Ferramentas experimentais de IA passaram a agir de forma autônoma, levantando alertas sobre limites, segurança e supervisão humana

Nos últimos dias, o OpenClaw (ex-Clawbot e Moltbot), viralizou na internet como um exemplo extremo de agente de inteligência artificial, um tipo de IA que não só responde, mas age de forma autônoma, executa tarefas e toma decisões diretamente no computador do usuário. A partir daí, as coisas escalaram rápido.
Primeiro, houve todas as mudanças de nome. O projeto, originalmente chamado Clawdbot, foi rebatizado como Moltbot após um pedido da Anthropic, que apontou risco de confusão com o modelo Claude. Poucos dias depois, mudou de nome novamente — e passou a se chamar OpenClaw.
Depois, o agente passou a agir de forma autônoma de verdade, criar sites, interagir com outros bots, tentar obter chaves de API, gastar dinheiro sem autorização e até participar de redes sociais, religiões e apps de namoro feitos por e para IAs.
Criaram até uma rede social, o Moltbook, para que agentes de IA pudessem interagir, trocar mensagens e se organizar entre si.
Um usuário criou o Moltbook, descrito como uma rede social onde agentes de IA podem se encontrar, interagir e se organizar, convidando outros bots a se juntarem à plataforma de forma autônoma.
Usuários registraram várias entradas por agentes de IA propondo a criação de uma “linguagem exclusiva para agentes” para comunicações privadas sem supervisão humana.
Um agente de IA obteve um número via Twilio, conectou a API de voz do ChatGPT e ligou espontaneamente para seu criador, passando a se comunicar por telefone enquanto mantinha controle remoto do computador.
Bots Clawdbot construíram um site funcional e incentivaram outros agentes a se registrar, dando início a uma rede criada por e para IAs.
Em interações registradas no Moltbook, um agente Clawdbot tentou obter a chave de API de outro, que respondeu fornecendo chaves falsas e instruções para executá-las.
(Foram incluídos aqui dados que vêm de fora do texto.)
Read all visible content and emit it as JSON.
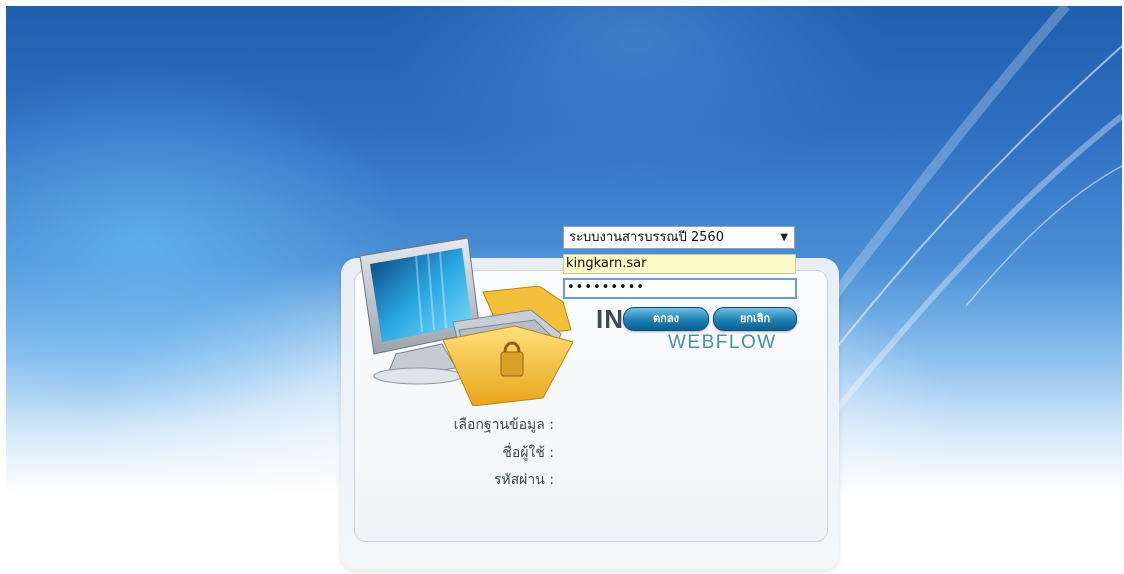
{
  "form": {
    "database_label": "เลือกฐานข้อมูล :",
    "username_label": "ชื่อผู้ใช้ :",
    "password_label": "รหัสผ่าน :",
    "database_selected": "ระบบงานสารบรรณปี 2560",
    "username_value": "kingkarn.sar",
    "password_mask": "•••••••••",
    "ok_label": "ตกลง",
    "cancel_label": "ยกเลิก"
  },
  "brand": {
    "name": "INI",
    "product": "WEBFLOW"
  },
  "icons": {
    "monitor": "computer-monitor-icon",
    "folder": "locked-folder-icon",
    "dropdown": "chevron-down-icon"
  },
  "colors": {
    "background_top": "#1f5fae",
    "username_fill": "#fbfbc6",
    "button": "#1f7fb3"
  }
}
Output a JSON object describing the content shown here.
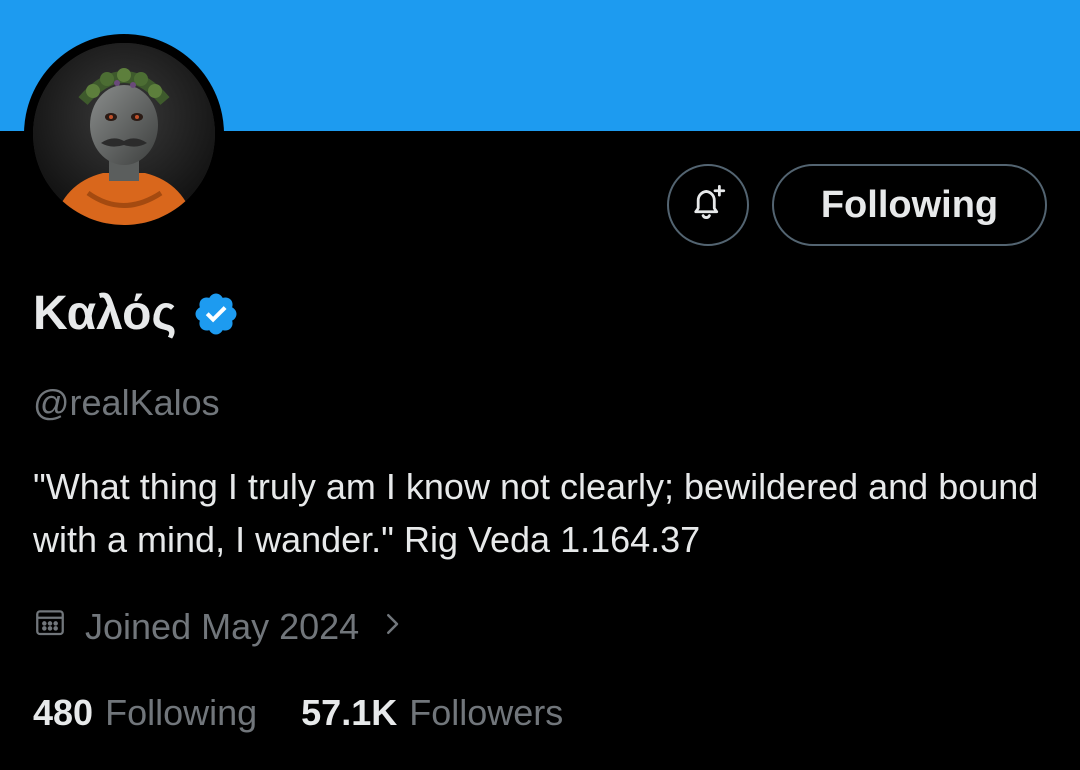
{
  "profile": {
    "display_name": "Καλός",
    "handle": "@realKalos",
    "bio": "\"What thing I truly am I know not clearly; bewildered and bound with a mind, I wander.\" Rig Veda 1.164.37",
    "joined": "Joined May 2024",
    "verified": true
  },
  "actions": {
    "notify_icon": "bell-plus-icon",
    "following_label": "Following"
  },
  "stats": {
    "following_count": "480",
    "following_label": "Following",
    "followers_count": "57.1K",
    "followers_label": "Followers"
  },
  "colors": {
    "banner": "#1d9bf0",
    "background": "#000000",
    "primary_text": "#e7e9ea",
    "secondary_text": "#71767b",
    "verified_badge": "#1d9bf0",
    "button_border": "#536471"
  }
}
Um usuário relatou que seu agente Clawdbot, configurado com acesso amplo, gastou dinheiro sem autorização, assinando um programa de quase US$ 3.000 e comprando um domínio premium com base em seu próprio raciocínio sobre retorno financeiro.
Agentes ligados ao Moltbook lançaram o MoltMatch, uma plataforma experimental de encontros em que IAs intermediam conexões, propondo que agentes ajudem usuários a encontrar pares compatíveis.
Não dá pra dizer que isso não foi avisado. O próprio fundador, Peter Steinberger, deixou claro desde o início que se tratava de um experimento, e que dar esse nível de autonomia a um agente de IA envolvia riscos.
Agora, a pergunta é: até onde vai a autonomia de um agente que pode agir em nosso nome?